Saturday night was the Computer Mine Holiday Party. The Computer Mine is overly generous with the prizes that they give away at this party. I’m not sure there really is a need for these prizes after all they already give us quite a healthy Christmas present. This year I got 100 dollars in cash, 100 dollars on a Best Buy gift certificate and a digital picture frame. I attend the Computer Mine party for the camaraderie of hanging out with my fellow pick swingers. Not because I desire a prize.

Last year I noted a number of people complaining about the prizes they had won. I remember thinking that these people were dreadfully spoiled. When they walked into the party they had nothing. When they left the party they had a prize. Why should they complain about the prize. How ungrateful can a person be?

This year I found out that there are times that even when you win, you really lost. I don’t have a strong affection for video games. I think they are a nice diversion for small children and teenagers, but after the time when a person gets a driver’s license it is time for them to stop simulating life and go out and live life.

As an example of my loathing of adults playing video games, I will now publish part of a lost blog that I never published. The blog was supposed to be a parody of an exhibit Becca, Jay and I witnessed at the Des Moines Arts Festival. The blog was supposed to be capped off by a collection of pictures, but in the end I might have lost some nerve and I was never entirely satisfied with my parody pictures. Here is part of the introduction of that “lost blog” Dirty Donuts:

The thing about euphemisms is that they are symbolic. The words themselves are completely innocuous, but what they represent can often disgust and/or make people giggle.

I bring this up because it wasn’t until recently that I discovered that adults play video games. I always thought when I heard my contemporaries talking about video games they were talking about sex or sexual allusions or the cousins of sex.

“What were you doing last night?”

“You know I was up late last night playing the Xbox.”


“Any plans tonight?”

“The way my social life is going, I’ll probably sit at home tonight playing Nintendo Wii.”


“What are you giving your wife for her birthday?”

“If things break just right, I’m going to be giving her the PS3.”

Now none of these phrases by themselves sound sexual. In fact, whether or not “playing the Xbox” was a reference to sex or actually playing a video game would be distinguished by the tone of the person saying the phrase.

In art, tone isn’t so easy to distinguish.

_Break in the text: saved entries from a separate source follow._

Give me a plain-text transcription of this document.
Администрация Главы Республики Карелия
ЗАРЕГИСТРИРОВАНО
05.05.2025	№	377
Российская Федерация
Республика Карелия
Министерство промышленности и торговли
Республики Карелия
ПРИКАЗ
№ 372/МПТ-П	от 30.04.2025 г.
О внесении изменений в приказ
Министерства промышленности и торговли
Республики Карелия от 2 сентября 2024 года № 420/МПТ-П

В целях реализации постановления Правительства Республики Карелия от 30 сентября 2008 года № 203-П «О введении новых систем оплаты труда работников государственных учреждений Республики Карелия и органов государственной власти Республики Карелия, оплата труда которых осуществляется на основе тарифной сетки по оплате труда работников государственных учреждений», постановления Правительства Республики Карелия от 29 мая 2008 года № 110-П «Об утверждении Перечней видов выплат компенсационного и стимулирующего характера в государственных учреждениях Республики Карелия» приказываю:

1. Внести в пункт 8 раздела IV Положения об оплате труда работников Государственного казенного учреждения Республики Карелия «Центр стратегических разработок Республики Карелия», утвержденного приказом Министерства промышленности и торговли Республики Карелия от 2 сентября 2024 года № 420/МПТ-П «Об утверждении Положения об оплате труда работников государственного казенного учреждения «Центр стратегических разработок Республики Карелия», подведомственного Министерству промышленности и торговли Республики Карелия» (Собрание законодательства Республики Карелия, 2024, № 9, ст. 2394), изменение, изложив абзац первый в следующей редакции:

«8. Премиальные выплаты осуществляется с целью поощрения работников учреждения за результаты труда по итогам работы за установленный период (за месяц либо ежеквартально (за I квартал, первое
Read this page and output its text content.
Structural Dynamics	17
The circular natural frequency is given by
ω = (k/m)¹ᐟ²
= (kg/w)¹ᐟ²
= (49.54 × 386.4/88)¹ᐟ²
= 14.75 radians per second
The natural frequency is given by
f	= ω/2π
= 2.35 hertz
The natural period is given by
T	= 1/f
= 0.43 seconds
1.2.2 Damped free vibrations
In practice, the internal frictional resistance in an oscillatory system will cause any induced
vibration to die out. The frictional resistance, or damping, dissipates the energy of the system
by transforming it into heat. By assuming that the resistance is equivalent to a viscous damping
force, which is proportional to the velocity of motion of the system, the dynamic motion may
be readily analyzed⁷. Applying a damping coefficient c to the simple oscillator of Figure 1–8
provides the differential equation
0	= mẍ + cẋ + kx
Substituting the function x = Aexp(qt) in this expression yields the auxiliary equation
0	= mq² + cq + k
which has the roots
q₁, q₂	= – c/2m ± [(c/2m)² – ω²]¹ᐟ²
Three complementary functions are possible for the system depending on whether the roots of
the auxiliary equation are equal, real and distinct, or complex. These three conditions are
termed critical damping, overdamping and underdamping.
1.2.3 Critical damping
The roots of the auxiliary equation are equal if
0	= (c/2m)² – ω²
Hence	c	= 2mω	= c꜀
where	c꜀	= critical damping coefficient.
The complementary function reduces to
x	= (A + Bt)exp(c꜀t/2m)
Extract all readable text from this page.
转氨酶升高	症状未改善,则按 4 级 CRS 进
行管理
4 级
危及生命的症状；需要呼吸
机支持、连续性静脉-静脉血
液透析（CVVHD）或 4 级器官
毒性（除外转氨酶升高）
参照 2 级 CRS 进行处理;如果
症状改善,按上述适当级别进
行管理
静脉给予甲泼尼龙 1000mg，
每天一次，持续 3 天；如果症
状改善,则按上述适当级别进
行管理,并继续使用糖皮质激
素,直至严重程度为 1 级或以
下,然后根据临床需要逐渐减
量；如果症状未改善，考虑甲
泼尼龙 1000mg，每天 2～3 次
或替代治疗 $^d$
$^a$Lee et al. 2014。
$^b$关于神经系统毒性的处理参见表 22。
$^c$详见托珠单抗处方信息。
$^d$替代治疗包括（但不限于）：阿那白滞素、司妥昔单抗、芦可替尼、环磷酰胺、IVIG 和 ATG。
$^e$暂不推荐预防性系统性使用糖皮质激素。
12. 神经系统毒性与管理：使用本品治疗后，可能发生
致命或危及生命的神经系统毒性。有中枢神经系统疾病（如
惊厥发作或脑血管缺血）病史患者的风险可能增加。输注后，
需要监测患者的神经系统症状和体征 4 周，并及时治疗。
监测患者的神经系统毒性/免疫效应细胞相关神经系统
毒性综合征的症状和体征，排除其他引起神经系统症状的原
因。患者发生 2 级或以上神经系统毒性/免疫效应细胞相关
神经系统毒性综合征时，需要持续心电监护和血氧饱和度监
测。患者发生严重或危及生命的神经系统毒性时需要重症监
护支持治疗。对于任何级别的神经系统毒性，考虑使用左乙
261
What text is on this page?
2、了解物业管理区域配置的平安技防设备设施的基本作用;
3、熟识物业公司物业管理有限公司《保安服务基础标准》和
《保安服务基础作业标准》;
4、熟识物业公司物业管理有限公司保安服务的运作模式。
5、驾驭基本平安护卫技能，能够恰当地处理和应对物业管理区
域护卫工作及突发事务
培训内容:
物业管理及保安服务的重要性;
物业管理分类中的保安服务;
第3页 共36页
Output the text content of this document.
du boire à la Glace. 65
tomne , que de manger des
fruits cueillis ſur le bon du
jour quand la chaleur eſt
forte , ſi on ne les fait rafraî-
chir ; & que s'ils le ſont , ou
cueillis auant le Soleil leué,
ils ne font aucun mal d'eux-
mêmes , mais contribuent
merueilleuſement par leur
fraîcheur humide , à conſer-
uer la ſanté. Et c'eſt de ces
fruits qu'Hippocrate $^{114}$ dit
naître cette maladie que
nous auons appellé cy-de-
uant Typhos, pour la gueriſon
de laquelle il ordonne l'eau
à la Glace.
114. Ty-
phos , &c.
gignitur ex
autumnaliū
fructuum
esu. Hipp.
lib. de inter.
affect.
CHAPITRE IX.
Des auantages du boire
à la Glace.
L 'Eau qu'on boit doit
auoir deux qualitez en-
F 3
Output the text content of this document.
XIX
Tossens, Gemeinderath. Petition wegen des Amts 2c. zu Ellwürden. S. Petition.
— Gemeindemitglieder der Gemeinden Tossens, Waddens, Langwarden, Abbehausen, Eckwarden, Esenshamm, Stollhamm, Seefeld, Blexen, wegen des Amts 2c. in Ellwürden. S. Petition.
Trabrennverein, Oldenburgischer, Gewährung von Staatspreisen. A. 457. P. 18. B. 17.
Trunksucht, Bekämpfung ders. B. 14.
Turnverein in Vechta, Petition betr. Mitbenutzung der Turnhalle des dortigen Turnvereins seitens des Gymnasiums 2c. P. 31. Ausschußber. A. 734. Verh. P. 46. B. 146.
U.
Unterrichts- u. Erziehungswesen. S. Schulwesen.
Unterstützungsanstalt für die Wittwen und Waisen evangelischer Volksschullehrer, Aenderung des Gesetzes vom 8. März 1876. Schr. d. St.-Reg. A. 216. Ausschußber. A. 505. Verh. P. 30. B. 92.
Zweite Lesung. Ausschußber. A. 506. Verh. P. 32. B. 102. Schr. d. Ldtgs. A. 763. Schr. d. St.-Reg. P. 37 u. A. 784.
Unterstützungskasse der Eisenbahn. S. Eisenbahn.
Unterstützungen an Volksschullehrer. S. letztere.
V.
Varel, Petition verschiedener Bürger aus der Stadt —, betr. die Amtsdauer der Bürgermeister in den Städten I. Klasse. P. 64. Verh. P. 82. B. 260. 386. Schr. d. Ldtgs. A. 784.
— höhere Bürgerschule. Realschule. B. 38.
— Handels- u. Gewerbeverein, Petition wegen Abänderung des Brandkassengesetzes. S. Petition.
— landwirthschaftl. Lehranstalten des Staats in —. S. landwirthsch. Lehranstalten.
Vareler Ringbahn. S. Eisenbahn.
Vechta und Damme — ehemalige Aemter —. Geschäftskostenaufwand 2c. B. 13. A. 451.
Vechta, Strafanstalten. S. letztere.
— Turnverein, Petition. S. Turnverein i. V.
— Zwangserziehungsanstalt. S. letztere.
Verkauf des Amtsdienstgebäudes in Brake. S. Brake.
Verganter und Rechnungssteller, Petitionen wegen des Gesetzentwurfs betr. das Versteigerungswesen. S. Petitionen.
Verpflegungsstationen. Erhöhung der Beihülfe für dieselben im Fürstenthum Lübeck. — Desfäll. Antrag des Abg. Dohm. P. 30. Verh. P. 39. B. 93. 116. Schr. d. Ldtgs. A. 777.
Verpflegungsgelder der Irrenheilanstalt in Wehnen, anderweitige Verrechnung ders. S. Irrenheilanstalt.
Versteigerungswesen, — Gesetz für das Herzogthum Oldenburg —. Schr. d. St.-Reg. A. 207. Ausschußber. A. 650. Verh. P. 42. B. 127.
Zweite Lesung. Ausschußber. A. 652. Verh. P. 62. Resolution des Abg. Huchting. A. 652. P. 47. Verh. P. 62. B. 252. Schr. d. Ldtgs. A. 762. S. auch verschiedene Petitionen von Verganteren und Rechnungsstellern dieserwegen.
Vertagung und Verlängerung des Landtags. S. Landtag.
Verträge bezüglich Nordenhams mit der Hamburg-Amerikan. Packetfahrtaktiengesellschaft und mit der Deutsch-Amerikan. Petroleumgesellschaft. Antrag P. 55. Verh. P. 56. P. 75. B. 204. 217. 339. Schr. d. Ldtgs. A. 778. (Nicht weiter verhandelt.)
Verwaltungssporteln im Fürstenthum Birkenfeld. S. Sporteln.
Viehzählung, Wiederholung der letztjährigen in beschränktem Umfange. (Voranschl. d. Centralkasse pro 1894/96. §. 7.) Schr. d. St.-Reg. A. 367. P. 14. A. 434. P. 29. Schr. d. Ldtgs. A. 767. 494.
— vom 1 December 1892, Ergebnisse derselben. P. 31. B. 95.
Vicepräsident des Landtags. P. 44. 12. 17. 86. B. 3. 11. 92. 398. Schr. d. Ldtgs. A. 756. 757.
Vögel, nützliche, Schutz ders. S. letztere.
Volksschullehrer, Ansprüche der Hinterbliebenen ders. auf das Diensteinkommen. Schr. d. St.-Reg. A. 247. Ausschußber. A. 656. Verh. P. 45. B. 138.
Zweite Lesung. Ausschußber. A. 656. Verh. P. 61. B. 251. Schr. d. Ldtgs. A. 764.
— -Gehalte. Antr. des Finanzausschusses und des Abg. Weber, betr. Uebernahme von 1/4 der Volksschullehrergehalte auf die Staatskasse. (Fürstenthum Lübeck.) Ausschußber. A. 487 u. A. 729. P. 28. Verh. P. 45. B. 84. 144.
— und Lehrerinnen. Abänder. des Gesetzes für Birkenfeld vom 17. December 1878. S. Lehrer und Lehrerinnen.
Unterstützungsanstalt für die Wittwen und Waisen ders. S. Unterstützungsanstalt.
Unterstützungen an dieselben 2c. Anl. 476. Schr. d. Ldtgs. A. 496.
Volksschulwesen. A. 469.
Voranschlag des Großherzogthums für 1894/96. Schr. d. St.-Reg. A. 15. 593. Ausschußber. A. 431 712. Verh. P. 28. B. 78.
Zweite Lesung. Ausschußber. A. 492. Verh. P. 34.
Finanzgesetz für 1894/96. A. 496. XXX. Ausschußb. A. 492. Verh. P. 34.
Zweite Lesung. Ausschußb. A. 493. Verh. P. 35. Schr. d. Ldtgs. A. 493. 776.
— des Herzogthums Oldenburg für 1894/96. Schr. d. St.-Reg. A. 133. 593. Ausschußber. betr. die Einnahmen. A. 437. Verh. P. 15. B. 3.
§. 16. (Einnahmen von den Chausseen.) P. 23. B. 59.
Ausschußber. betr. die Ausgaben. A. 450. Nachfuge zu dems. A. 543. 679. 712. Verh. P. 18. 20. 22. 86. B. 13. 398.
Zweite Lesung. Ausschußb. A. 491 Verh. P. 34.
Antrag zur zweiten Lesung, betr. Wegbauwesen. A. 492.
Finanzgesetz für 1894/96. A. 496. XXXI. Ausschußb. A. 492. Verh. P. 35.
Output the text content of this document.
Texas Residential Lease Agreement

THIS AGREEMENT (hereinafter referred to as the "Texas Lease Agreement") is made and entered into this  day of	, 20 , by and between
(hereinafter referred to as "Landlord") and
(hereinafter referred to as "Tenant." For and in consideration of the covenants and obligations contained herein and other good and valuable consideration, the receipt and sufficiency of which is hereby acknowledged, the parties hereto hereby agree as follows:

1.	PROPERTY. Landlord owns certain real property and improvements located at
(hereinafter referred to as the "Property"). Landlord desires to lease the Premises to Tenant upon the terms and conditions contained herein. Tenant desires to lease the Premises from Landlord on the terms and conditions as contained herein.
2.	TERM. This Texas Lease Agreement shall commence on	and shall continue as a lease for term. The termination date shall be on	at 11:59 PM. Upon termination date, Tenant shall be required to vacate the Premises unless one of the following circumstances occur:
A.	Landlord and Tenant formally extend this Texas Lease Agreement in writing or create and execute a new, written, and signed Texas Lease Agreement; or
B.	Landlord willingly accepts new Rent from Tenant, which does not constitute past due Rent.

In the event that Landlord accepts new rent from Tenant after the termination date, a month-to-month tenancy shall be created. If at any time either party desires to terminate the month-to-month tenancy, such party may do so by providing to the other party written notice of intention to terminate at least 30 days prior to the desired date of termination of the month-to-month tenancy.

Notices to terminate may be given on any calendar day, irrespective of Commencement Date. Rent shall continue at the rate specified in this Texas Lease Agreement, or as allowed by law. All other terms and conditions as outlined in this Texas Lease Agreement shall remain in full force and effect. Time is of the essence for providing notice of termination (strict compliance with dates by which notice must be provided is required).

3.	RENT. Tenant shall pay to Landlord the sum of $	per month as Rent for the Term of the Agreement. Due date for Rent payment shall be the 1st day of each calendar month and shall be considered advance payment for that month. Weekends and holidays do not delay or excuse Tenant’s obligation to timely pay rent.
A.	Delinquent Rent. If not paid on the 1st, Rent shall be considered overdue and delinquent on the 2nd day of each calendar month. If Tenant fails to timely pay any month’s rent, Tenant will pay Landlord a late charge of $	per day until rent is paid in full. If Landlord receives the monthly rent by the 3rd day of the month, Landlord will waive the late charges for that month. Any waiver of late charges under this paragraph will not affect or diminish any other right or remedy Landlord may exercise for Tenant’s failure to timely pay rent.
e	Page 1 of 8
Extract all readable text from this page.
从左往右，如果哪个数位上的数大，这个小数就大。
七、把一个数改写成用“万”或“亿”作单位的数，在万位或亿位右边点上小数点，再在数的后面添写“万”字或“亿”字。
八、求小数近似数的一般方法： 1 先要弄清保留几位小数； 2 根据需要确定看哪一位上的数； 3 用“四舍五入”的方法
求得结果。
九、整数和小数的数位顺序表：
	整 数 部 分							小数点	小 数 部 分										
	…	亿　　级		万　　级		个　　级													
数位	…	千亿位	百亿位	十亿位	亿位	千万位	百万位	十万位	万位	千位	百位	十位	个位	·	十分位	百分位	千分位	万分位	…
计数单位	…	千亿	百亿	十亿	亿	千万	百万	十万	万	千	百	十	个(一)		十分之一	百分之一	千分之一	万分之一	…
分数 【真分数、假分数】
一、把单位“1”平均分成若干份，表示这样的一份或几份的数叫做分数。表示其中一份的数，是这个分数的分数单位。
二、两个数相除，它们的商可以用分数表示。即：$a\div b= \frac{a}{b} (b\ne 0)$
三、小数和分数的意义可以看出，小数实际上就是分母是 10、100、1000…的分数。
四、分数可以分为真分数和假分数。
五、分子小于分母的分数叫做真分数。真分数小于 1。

You have to really look at it to see if this is just a plate of donuts or is it meant to suggest something else.

I have a long standing history of not understanding people who have the means to do something with their time, literally wasting it playing video games.

I won a prize on Saturday night. I didn’t walk into the room with anything. I walked out with a prize. However, I don’t think you could have designed a worse prize for me. Take a look:


You see, even when you win, sometimes you really lose. The good news is that I think I’m going to be able to unload this monstrosity on a co-worker for like 20 bucks. I can use that to buy something like a haircut.